Photo loi compétitivitéLa loi du 26 juillet 1996, dite « loi relative à la promotion de l'emploi et à la sauvegarde préventive de la compétitivité », encadre la négociation collective sur les salaires en Belgique. Elle est injustement méconnue du grand public au regard de ses effets en matière de pouvoir d'achat, de limitation de la négociation collective et d'application au salariat d'une logique économique néoclassique. Plus de vingt ans après sa mise en œuvre, la majorité MR/N-VA au Parlement vote son durcissement et confirme l'orientation du projet au détriment de tous les salariés du pays.


Des réformes de durcissement de la loi de 1996 étaient à l'agenda politique des gouvernements de tout bord depuis plusieurs années. La décision du gouvernement actuel est le point d'orgue d'évolutions en matière de politique des salaires en Belgique. Nous reviendrons ici sur les fondements de la loi afin d'en expliquer les ressorts et d'exposer les critiques principales. Ensuite, la nouvelle mouture du texte sera analysée pour montrer comment les orientations principales aggravent la situation pour les travailleurs. Enfin, nous montrerons, qu'en dépit des discours actuels, une autre coordination des salaires est possible, plus favorable aux travailleurs, plus juste socialement et plus efficace économiquement.

La loi de 1996

Dans l'intention de ses promoteurs, la loi de 1996 a pour objectif d'encadrer et coordonner les négociations salariales pour s'assurer que la compétitivité des entreprises en Belgique ne se dégrade pas au regard de celle des pays voisins et concurrents. Tous les deux ans, avant les négociations collectives qui ont lieu entre les interlocuteurs sociaux lors des accords interprofessionnels (AIP), le Conseil central de l'Économie (CCE) est chargé de remettre un rapport sur l'emploi, les salaires et la compétitivité en Belgique. En particulier, le rapport doit comparer l'évolution du coût salarial nominal (par heure et équivalent temps plein) en Belgique par rapport à ceux des trois pays voisins (France, Allemagne et Pays-Bas). Le calcul se fait de manière relative à une année de référence (1996) mais aussi de manière pondérée puisque les pays de référence reçoivent un poids différent selon leur PIB. Sur base du rapport du CCE, qui livre autant l'évolution des salaires passés que celle anticipée dans le futur chez nos voisins, les interlocuteurs sociaux doivent définir une norme de croissance des salaires pour les deux années à venir, appelée « norme » ou « marge » salariale. Elle doit au moins permettre des indexations et des augmentations barémiques. Pour la fixer, les interlocuteurs sociaux doivent tenir compte des évolutions futures des salaires en Belgique et dans les pays voisins. En théorie, la marge peut être réduite suite, par exemple, à une hausse des salaires supérieure en Belgique par rapport aux pays voisins lors des deux dernières années. Une fois fixée par les interlocuteurs sociaux, les conventions de travail au niveau interprofessionnel, sectoriel, d'entreprise ou individuel doivent respecter cette norme. En cas de désaccord sur l'établissement de la norme, le gouvernement peut choisir d'aider les interlocuteurs, ou en dernier recours de décider à leur place de l'évolution des salaires dans le pays.

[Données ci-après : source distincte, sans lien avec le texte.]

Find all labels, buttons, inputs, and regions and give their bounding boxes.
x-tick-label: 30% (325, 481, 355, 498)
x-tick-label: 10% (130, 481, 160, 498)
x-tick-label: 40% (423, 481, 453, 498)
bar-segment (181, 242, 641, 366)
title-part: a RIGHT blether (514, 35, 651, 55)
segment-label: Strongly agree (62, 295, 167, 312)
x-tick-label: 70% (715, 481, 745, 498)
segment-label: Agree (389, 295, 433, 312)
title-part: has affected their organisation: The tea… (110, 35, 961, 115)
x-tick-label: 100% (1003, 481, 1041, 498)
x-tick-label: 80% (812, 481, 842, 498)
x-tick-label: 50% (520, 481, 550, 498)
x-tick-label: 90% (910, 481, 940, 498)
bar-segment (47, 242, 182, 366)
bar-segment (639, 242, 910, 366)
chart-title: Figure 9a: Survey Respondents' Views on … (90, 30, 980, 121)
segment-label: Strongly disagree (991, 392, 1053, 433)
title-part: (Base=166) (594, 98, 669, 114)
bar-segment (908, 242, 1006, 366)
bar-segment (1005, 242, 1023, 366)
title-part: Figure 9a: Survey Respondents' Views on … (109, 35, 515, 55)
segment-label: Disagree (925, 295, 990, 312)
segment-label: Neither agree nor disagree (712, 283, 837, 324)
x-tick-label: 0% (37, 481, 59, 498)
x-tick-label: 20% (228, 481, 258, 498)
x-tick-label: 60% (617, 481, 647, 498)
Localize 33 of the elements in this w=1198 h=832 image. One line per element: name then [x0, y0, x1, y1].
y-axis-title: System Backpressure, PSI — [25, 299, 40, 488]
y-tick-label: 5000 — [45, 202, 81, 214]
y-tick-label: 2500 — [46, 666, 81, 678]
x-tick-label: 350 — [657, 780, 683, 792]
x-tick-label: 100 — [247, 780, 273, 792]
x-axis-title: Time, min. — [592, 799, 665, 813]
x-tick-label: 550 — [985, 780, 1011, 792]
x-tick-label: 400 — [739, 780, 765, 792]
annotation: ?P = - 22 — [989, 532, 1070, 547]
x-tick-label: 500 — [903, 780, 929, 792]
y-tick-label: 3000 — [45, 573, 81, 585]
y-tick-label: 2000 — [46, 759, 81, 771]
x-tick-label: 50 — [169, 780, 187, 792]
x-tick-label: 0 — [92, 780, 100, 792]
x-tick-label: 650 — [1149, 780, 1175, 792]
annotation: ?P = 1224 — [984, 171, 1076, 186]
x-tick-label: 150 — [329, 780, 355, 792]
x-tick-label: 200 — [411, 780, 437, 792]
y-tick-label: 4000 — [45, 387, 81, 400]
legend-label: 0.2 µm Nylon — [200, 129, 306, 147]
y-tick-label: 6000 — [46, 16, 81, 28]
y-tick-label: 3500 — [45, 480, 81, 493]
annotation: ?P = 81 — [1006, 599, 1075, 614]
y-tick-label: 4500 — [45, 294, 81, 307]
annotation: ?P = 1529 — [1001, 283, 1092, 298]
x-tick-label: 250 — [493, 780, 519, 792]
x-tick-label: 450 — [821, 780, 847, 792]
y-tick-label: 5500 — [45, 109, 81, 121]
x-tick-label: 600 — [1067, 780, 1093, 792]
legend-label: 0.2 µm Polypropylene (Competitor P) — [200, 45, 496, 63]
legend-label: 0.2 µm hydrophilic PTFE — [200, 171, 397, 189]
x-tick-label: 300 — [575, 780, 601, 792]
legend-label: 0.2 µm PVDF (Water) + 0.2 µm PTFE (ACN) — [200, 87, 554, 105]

Sur le plan théorique, la loi originelle de 1996 encadre donc de manière forte la négociation collective, d'autant plus qu'elle arrive après des dizaines d'années d'une négociation interprofessionnelle et sectorielle globalement libre. Cependant, son application dans les premières années a été à l'encontre de la lettre de la loi. D'une part, la marge fixée au niveau interprofessionnel était considérée comme indicative au niveau sectoriel et de l'entreprise. Ce faisant, des secteurs où le rapport de force syndical était favorable et/ou les secteurs en bonne santé économique ont été au-delà de la norme salariale. D'autre part, aucun mécanisme correcteur n'a été appliqué en cas de progression des salaires belges supérieure à ce qui était prévu par rapport aux pays voisins.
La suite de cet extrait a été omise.